1996 Plymouth Voyager Problems
RepairPal has identified the most common problems with the 1996 Plymouth Voyager based on complaints from actual vehicle owners. We'll tell you what the problem is and what it'll take to fix it.
On higher-mileage vehicles, engine oil leaks from the valve covers and front crankshaft seal are common.
A delay in the transaxle engagement (greater than three seconds) may have multiple causes, including a defective pump, defective internal lip seals, valve body components, park-reverse-neutral-drive lever switch, and the output speed sensor.
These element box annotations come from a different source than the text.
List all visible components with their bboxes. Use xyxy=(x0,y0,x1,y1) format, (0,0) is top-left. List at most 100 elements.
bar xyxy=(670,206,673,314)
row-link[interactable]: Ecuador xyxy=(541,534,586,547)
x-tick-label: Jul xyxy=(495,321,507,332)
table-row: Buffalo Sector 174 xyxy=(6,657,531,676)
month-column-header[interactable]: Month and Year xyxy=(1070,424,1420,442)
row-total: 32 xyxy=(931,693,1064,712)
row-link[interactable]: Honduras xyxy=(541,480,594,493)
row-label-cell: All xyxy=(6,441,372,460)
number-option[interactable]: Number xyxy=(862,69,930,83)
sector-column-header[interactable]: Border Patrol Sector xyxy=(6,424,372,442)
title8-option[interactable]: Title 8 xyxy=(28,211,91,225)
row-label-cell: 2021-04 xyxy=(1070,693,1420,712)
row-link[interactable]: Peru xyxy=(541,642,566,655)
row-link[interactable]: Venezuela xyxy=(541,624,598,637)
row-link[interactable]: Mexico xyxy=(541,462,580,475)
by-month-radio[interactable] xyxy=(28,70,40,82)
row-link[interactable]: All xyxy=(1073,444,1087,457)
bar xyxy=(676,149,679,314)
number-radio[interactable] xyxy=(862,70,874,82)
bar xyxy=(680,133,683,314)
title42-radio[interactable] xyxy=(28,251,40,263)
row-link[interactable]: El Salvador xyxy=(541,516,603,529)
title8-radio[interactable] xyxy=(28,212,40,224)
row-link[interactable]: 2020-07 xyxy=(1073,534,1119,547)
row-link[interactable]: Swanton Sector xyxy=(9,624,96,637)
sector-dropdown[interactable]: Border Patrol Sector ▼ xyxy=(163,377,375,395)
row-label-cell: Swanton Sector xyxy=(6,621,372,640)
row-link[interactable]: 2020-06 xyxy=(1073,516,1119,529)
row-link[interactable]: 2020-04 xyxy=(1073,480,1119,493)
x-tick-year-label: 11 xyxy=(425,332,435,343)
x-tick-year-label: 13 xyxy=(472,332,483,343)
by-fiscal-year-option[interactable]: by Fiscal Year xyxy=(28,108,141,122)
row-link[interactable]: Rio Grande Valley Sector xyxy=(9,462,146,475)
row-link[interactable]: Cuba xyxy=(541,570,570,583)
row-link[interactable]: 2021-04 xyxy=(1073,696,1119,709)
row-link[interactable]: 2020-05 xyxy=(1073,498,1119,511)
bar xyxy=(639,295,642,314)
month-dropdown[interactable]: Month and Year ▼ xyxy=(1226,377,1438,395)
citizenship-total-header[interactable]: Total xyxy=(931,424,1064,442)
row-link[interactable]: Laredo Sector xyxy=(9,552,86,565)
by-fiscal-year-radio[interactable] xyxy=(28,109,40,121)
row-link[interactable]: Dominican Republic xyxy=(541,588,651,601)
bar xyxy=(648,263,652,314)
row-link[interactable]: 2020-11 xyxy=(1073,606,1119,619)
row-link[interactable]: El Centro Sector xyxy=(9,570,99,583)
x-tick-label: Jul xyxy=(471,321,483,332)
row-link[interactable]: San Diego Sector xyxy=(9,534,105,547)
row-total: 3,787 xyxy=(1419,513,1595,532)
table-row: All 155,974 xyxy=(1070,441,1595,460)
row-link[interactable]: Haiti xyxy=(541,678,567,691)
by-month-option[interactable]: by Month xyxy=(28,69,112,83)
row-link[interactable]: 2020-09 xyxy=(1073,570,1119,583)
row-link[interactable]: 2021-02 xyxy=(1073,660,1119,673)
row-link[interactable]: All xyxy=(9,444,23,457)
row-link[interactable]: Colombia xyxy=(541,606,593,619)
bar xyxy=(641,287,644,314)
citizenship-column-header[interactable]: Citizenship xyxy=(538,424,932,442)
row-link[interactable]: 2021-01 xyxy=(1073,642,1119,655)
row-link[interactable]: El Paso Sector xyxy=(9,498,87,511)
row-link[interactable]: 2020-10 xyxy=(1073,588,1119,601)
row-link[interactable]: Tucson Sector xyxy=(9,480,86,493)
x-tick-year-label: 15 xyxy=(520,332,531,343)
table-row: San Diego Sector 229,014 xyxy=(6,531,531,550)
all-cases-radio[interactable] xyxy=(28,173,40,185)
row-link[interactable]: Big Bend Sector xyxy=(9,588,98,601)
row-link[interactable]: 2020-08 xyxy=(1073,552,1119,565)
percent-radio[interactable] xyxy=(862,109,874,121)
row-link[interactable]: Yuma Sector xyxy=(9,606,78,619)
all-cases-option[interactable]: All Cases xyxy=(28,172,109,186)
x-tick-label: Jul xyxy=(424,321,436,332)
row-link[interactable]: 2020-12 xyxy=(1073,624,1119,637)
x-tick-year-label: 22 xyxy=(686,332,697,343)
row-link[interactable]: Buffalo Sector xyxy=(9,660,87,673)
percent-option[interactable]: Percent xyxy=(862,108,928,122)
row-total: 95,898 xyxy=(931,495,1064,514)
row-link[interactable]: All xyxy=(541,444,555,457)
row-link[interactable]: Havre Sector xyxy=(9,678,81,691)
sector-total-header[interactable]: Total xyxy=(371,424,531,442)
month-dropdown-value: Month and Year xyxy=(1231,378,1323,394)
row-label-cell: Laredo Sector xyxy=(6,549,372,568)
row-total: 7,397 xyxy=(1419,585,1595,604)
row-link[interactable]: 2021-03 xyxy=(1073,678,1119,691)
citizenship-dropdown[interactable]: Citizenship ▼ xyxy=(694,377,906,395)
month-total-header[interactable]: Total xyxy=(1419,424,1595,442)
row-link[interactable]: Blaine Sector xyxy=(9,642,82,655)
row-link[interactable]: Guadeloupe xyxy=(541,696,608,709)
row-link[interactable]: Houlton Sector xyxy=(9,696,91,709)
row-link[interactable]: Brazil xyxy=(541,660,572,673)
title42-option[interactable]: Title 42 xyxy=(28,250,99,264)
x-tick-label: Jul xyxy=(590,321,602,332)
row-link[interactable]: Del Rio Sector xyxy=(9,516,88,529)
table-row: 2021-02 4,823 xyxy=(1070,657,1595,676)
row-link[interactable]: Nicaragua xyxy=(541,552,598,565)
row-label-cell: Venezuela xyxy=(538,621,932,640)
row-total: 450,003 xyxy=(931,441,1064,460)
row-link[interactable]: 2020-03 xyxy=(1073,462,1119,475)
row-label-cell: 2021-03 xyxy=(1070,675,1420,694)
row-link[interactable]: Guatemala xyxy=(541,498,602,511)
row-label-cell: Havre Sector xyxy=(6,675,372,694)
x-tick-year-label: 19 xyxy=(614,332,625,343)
Proper diagnoses will be necessary to determine the exact cause.
AWD equipped vehicles can show a wide range of transmission problems, often caused by using the wrong-sized and/or mismatched tires. Be sure that all the tires are the same and that all four are replaced at the same time. Dodge recommends tire rotation every 7,500 miles.
If the door lock actuators (integrated into the door latch assembly) are noisy and/or not working, the latch should be replaced. For some model years, the actuator for the sliding door is available separately from the latch.
A malfunctioning switch in the steering column can cause the front windshield wipers to self-activate or not turn off. A failed windshield switch will require replacement.
Spark plug tube seals fail, causing the tubes to fill with engine oil and the engine to misfire. As a result, the engine may run poorly and fuel economy can suffer.
Problems with the wiper parking circuit or wiper motor can cause the windshield wipers not to stop in the proper position.